1A and 1B are graphs for explaining the present invention in detail, FIG. 2 is a block circuit diagram showing a fire alarm system according to an embodiment of the present invention, and FIG. 3 is a diagram showing the operation of FIG. 2. FIG. 4 is a flowchart for explaining the details of the sensor output level storage area RAM1 in FIG. 2. In FIG. is air conditioner, MPU is microprocessor, ROMI is program storage area, ROM2
is a storage area for various constants, FS is a fire phenomenon detection means, RA
M1 is a sensor output level storage area, and RAM2 is a work area. Crane IA diagram 1B

Claims (2)

[Claims] (1) A fire phenomenon detection means that detects a physical quantity based on a fire phenomenon and outputs a sensor output level, and determines that there is a fire when the sensor output level from the fire phenomenon detection means reaches a fire discrimination standard.

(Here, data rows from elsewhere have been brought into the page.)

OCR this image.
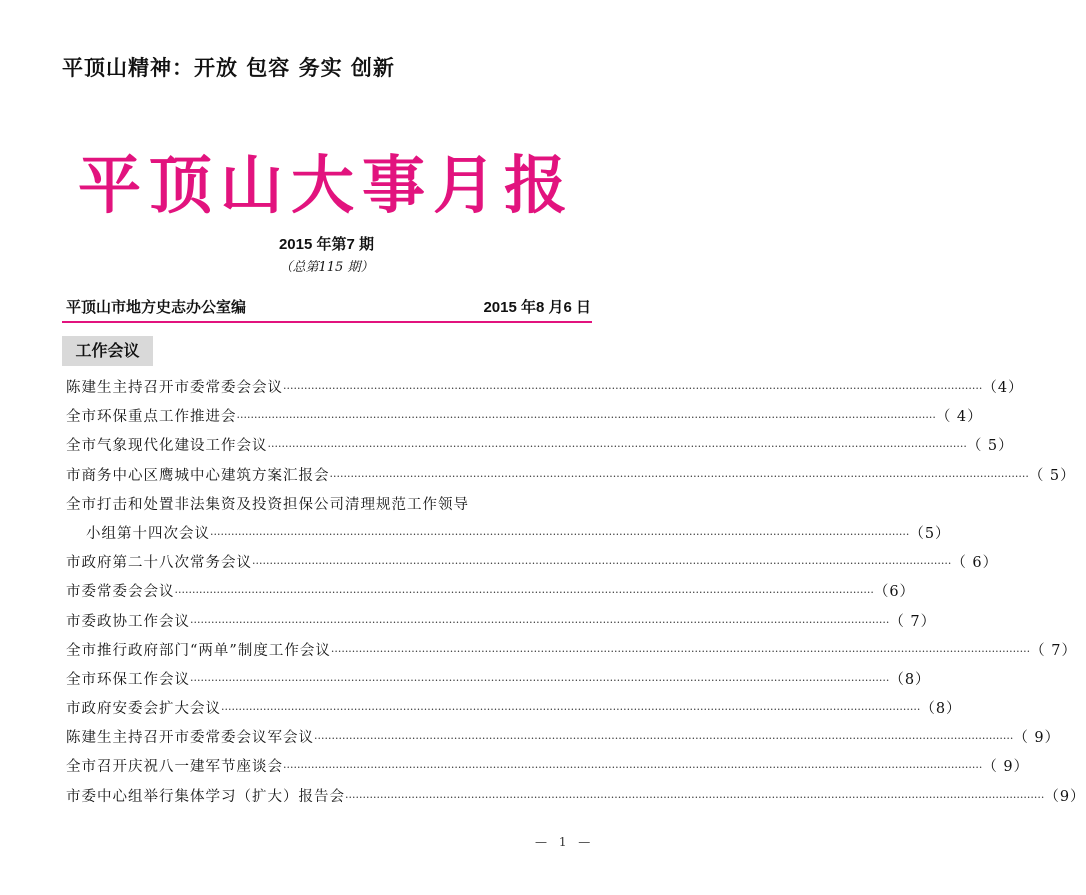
平顶山精神：开放 包容 务实 创新
平顶山大事月报
2015 年第7 期
（总第115 期）
平顶山市地方史志办公室编	2015 年8 月6 日
工作会议
陈建生主持召开市委常委会会议 ········································································································································································································ （4）
全市环保重点工作推进会 ········································································································································································································ （ 4）
全市气象现代化建设工作会议 ········································································································································································································ （ 5）
市商务中心区鹰城中心建筑方案汇报会 ········································································································································································································ （ 5）
全市打击和处置非法集资及投资担保公司清理规范工作领导
小组第十四次会议 ········································································································································································································ （5）
市政府第二十八次常务会议 ········································································································································································································ （ 6）
市委常委会会议 ········································································································································································································ （6）
市委政协工作会议 ········································································································································································································ （ 7）
全市推行政府部门“两单”制度工作会议 ········································································································································································································ （ 7）
全市环保工作会议 ········································································································································································································ （8）
市政府安委会扩大会议 ········································································································································································································ （8）
陈建生主持召开市委常委会议军会议 ········································································································································································································ （ 9）
全市召开庆祝八一建军节座谈会 ········································································································································································································ （ 9）
市委中心组举行集体学习（扩大）报告会 ········································································································································································································ （9）
— 1 —
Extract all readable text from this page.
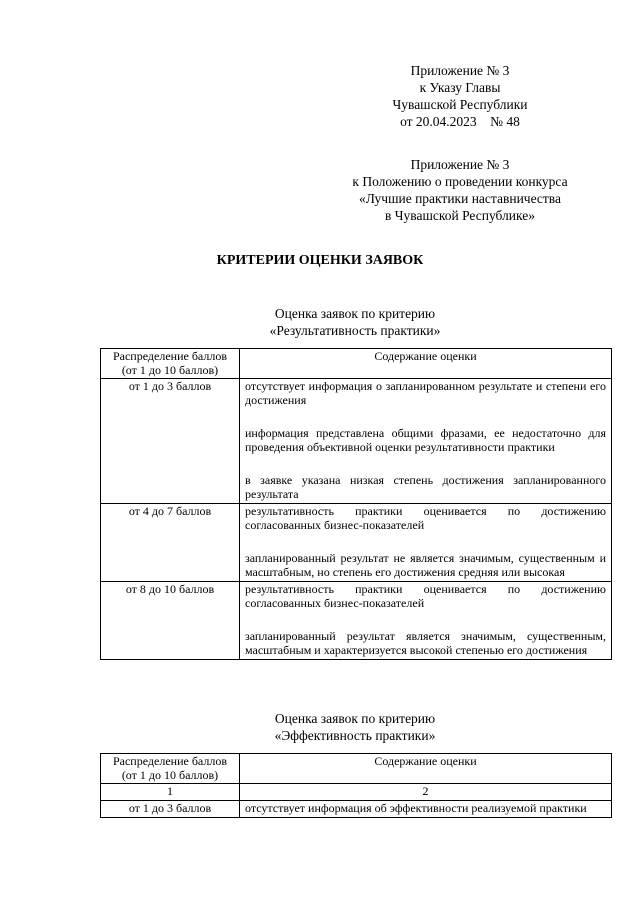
Приложение № 3
к Указу Главы
Чувашской Республики
от 20.04.2023    № 48
Приложение № 3
к Положению о проведении конкурса
«Лучшие практики наставничества
в Чувашской Республике»
КРИТЕРИИ ОЦЕНКИ ЗАЯВОК
Оценка заявок по критерию
«Результативность практики»
Распределение баллов (от 1 до 10 баллов)	Содержание оценки
от 1 до 3 баллов	отсутствует информация о запланированном результате и степени его достижения

информация представлена общими фразами, ее недостаточно для проведения объективной оценки результативности практики

в заявке указана низкая степень достижения запланированного результата

от 4 до 7 баллов	результативность практики оценивается по достижению согласованных бизнес-показателей

запланированный результат не является значимым, существенным и масштабным, но степень его достижения средняя или высокая

от 8 до 10 баллов	результативность практики оценивается по достижению согласованных бизнес-показателей

запланированный результат является значимым, существенным, масштабным и характеризуется высокой степенью его достижения

Оценка заявок по критерию
«Эффективность практики»
Распределение баллов (от 1 до 10 баллов)	Содержание оценки
1	2
от 1 до 3 баллов	отсутствует информация об эффективности реализуемой практики
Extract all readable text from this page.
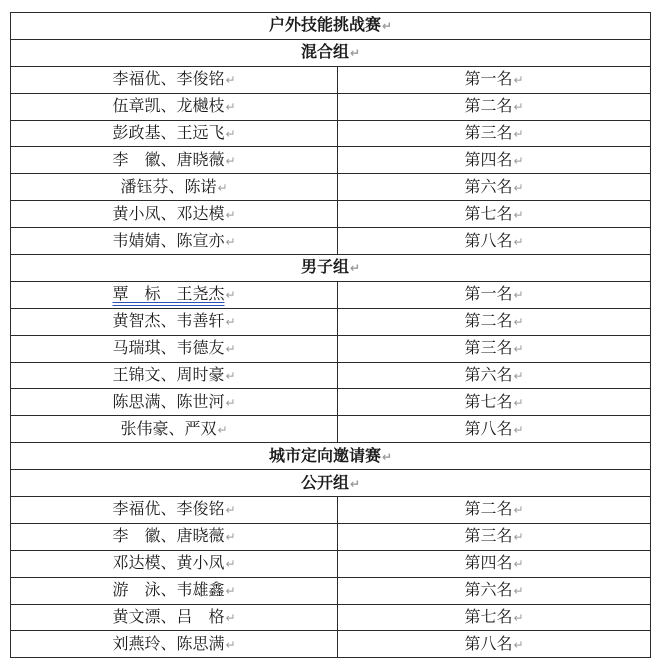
户外技能挑战赛↵	
混合组↵	
李福优、李俊铭↵	第一名↵
伍章凯、龙樾枝↵	第二名↵
彭政基、王远飞↵	第三名↵
李　徽、唐晓薇↵	第四名↵
潘钰芬、陈诺↵	第六名↵
黄小凤、邓达模↵	第七名↵
韦婧婧、陈宣亦↵	第八名↵
男子组↵	
覃　标　王尧杰↵	第一名↵
黄智杰、韦善轩↵	第二名↵
马瑞琪、韦德友↵	第三名↵
王锦文、周时豪↵	第六名↵
陈思满、陈世河↵	第七名↵
张伟豪、严双↵	第八名↵
城市定向邀请赛↵	
公开组↵	
李福优、李俊铭↵	第二名↵
李　徽、唐晓薇↵	第三名↵
邓达模、黄小凤↵	第四名↵
游　泳、韦雄鑫↵	第六名↵
黄文漂、吕　格↵	第七名↵
刘燕玲、陈思满↵	第八名↵
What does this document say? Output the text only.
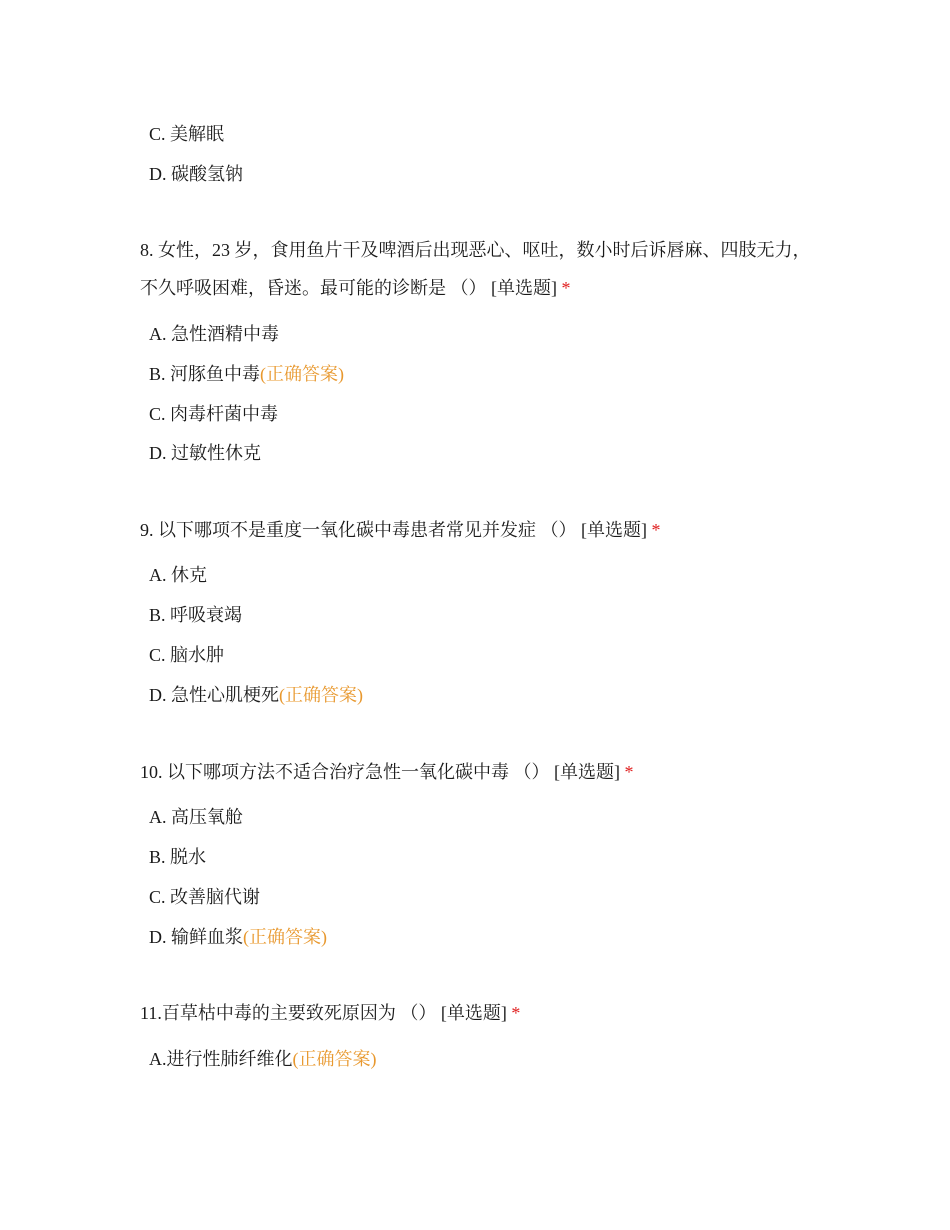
C. 美解眠
D. 碳酸氢钠
8. 女性，23 岁，食用鱼片干及啤酒后出现恶心、呕吐，数小时后诉唇麻、四肢无力，不久呼吸困难，昏迷。最可能的诊断是 （） [单选题] *
A. 急性酒精中毒
B. 河豚鱼中毒(正确答案)
C. 肉毒杆菌中毒
D. 过敏性休克
9. 以下哪项不是重度一氧化碳中毒患者常见并发症 （） [单选题] *
A. 休克
B. 呼吸衰竭
C. 脑水肿
D. 急性心肌梗死(正确答案)
10. 以下哪项方法不适合治疗急性一氧化碳中毒 （） [单选题] *
A. 高压氧舱
B. 脱水
C. 改善脑代谢
D. 输鲜血浆(正确答案)
11.百草枯中毒的主要致死原因为 （） [单选题] *
A.进行性肺纤维化(正确答案)
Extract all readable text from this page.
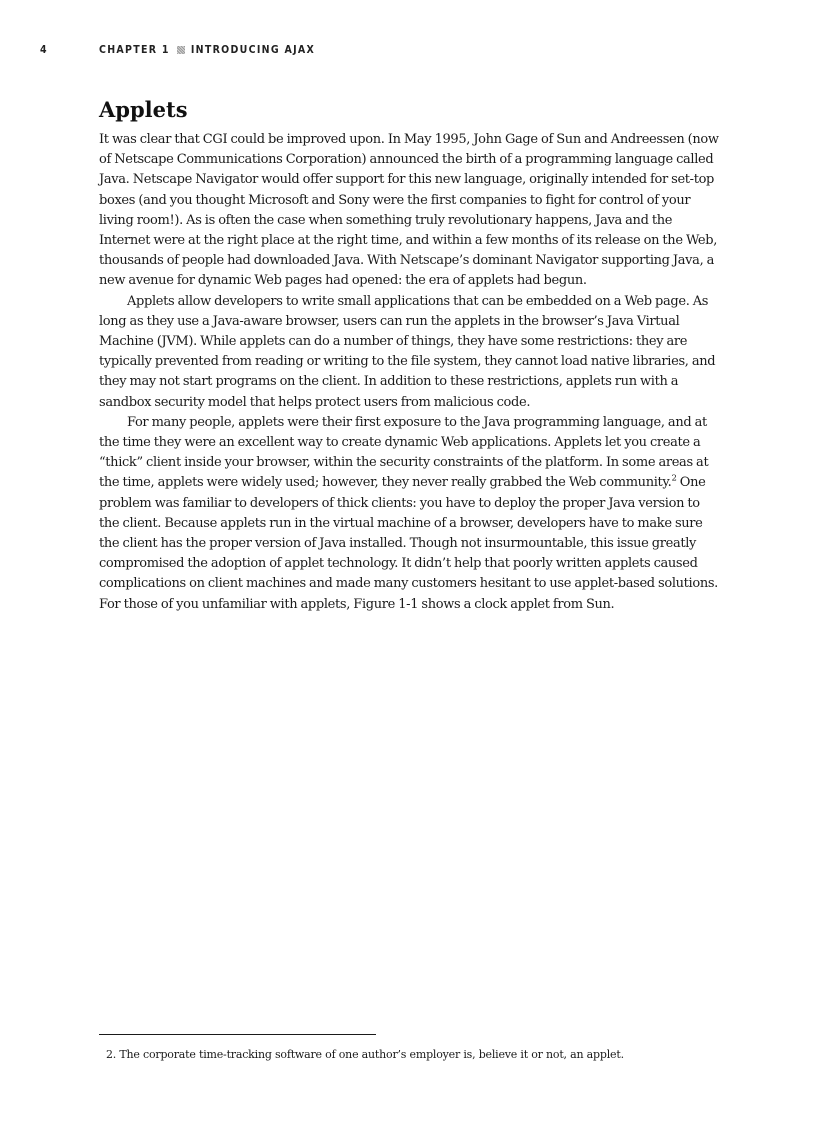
4	CHAPTER 1 INTRODUCING AJAX
Applets

It was clear that CGI could be improved upon. In May 1995, John Gage of Sun and Andreessen (now of Netscape Communications Corporation) announced the birth of a programming language called Java. Netscape Navigator would offer support for this new language, originally intended for set-top boxes (and you thought Microsoft and Sony were the first companies to fight for control of your living room!). As is often the case when something truly revolutionary happens, Java and the Internet were at the right place at the right time, and within a few months of its release on the Web, thousands of people had downloaded Java. With Netscape’s dominant Navigator supporting Java, a new avenue for dynamic Web pages had opened: the era of applets had begun.

Applets allow developers to write small applications that can be embedded on a Web page. As long as they use a Java-aware browser, users can run the applets in the browser’s Java Virtual Machine (JVM). While applets can do a number of things, they have some restrictions: they are typically prevented from reading or writing to the file system, they cannot load native libraries, and they may not start programs on the client. In addition to these restrictions, applets run with a sandbox security model that helps protect users from malicious code.

For many people, applets were their first exposure to the Java programming language, and at the time they were an excellent way to create dynamic Web applications. Applets let you create a “thick” client inside your browser, within the security constraints of the platform. In some areas at the time, applets were widely used; however, they never really grabbed the Web community.$^2$ One problem was familiar to developers of thick clients: you have to deploy the proper Java version to the client. Because applets run in the virtual machine of a browser, developers have to make sure the client has the proper version of Java installed. Though not insurmountable, this issue greatly compromised the adoption of applet technology. It didn’t help that poorly written applets caused complications on client machines and made many customers hesitant to use applet-based solutions. For those of you unfamiliar with applets, Figure 1-1 shows a clock applet from Sun.

2. The corporate time-tracking software of one author’s employer is, believe it or not, an applet.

A fire alarm device equipped with a fire determination means, comprising: a sensor output level determination means for determining whether or not the sensor output level has reached a first predetermined level in an air-conditioned environment; The air conditioning system is characterized by comprising an air conditioning stop means for stopping the air conditioning operation for a first predetermined time when the sensor output level determining means determines that the first predetermined level has been reached. Fire alarm system. (2) The air conditioning stop means detects that the sensor output level has reached the fire discrimination standard while the air conditioning operation is stopped for the first predetermined period of time by the air conditioning stop means. If the discrimination means does not discriminate,
The fire alarm device according to claim 1, wherein the air conditioning operation is performed for a second predetermined period of time.